La responsabilità verso gli altri e la serietà di veicolare informazioni corrette dovrebbe essere al centro di chi ha scelto di lavorare professionalmente nel settore alimentare.
Spesso però, in particolar modo nel delicato settore della nutrizione, vincono l’interesse economico e la vanità del singolo inventando modelli alimentari strampalati e squilibrati.
Questi modelli urlati con metodo e con strategia da terrorismo alimentare in cui gruppi di alimenti vengono letteralmente demonizzati, facendo sì che il soggetto non li assuma; mangiando meno perché “terrorizzato” dai danni che questi cibi potrebbe causargli viene portato ad un dimagrimento che non ha alla base né il concetto di “imparo a mangiare” né quello di “mangio bene, sto meglio”.
La cattiva informazione viene strillata usando un approccio aggressivo sin dai titoli con il solo scopo di terrorizzare. Non da ultimo nessun mezzo di comunicazione viene risparmiato causando veri e propri casi mediatici negativi.
Ma vediamo praticamente quali possono essere degli esempi di terrorismo alimentare:
- le diete vegetariane e vegane che demonizzano le proteine e i grassi di origine animale;
- la dieta a zona e quelle iperproteiche che demonizzano i carboidrati;
- le diete salutiste che demonizzano i grassi di qualunque natura e/o gli zuccheri e i dolci;
- il metodo Montignac che demonizza i cibi ad alto indice glicemico;
- le false intolleranze alimentari dove a seguito di test farlocchi si convince il paziente che è intollerante a cibi ipercalorici come pasta, formaggi, ecc.

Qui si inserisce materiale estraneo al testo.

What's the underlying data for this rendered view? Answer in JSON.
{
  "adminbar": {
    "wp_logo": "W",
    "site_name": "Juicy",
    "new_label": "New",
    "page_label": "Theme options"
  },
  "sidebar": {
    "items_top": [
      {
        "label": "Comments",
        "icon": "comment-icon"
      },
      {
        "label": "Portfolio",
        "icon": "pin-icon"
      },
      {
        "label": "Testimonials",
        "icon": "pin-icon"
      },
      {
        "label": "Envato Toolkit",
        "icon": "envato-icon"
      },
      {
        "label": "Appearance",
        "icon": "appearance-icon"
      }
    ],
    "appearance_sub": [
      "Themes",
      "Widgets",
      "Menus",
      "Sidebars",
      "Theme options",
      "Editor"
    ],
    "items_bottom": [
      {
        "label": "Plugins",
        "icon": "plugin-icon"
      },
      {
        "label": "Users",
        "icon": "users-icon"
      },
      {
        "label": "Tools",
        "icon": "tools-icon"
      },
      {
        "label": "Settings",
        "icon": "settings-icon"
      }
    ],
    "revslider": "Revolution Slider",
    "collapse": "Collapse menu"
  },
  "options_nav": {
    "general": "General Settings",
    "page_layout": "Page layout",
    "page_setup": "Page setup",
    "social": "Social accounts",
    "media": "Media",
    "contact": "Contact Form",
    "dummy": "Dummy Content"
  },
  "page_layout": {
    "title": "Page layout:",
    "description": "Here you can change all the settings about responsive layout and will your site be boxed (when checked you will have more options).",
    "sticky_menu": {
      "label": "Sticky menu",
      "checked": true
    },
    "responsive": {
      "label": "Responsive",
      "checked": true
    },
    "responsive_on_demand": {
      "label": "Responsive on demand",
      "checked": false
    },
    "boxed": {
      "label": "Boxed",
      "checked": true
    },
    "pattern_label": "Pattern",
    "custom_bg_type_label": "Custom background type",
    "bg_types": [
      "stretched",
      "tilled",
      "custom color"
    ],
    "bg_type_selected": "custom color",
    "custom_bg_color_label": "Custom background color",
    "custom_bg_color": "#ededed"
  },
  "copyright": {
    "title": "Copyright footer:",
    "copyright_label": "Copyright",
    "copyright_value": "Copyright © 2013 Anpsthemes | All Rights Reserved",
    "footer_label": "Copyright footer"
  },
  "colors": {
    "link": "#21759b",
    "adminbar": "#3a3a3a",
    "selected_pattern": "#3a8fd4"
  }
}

Tutti questi metodi all’inizio sortiscono qualche effetto proprio perché il soggetto mangia di meno ma poi, per due ordini di motivi, tale effetto svanisce e cioè:
- il naturale appetito del soggetto viene convertito a ciò che può mangiare; aumenta nuovamente le dosi (tanto le calorie non contano, basta evitare certi alimenti) ed è di nuovo “spacciato”. Chi, per esempio, segue la dieta a zona all’inizio abbandonerà pasta e dolci, e ovviamente mangia di meno; il gusto però a poco a poco si modifica, preferendo il proteico o il grasso (pensiamo a quanti hanno cambiato la propria colazione sostituendo la brioche con il tonno sott’olio) e le calorie ritornano quelle di prima. Idem per chi si è convinto di essere intollerante alla pasta: all’inizio, senza il primo, dimagrisce, poi scopre il riso in tutte le sue salse e il peso lievita nuovamente.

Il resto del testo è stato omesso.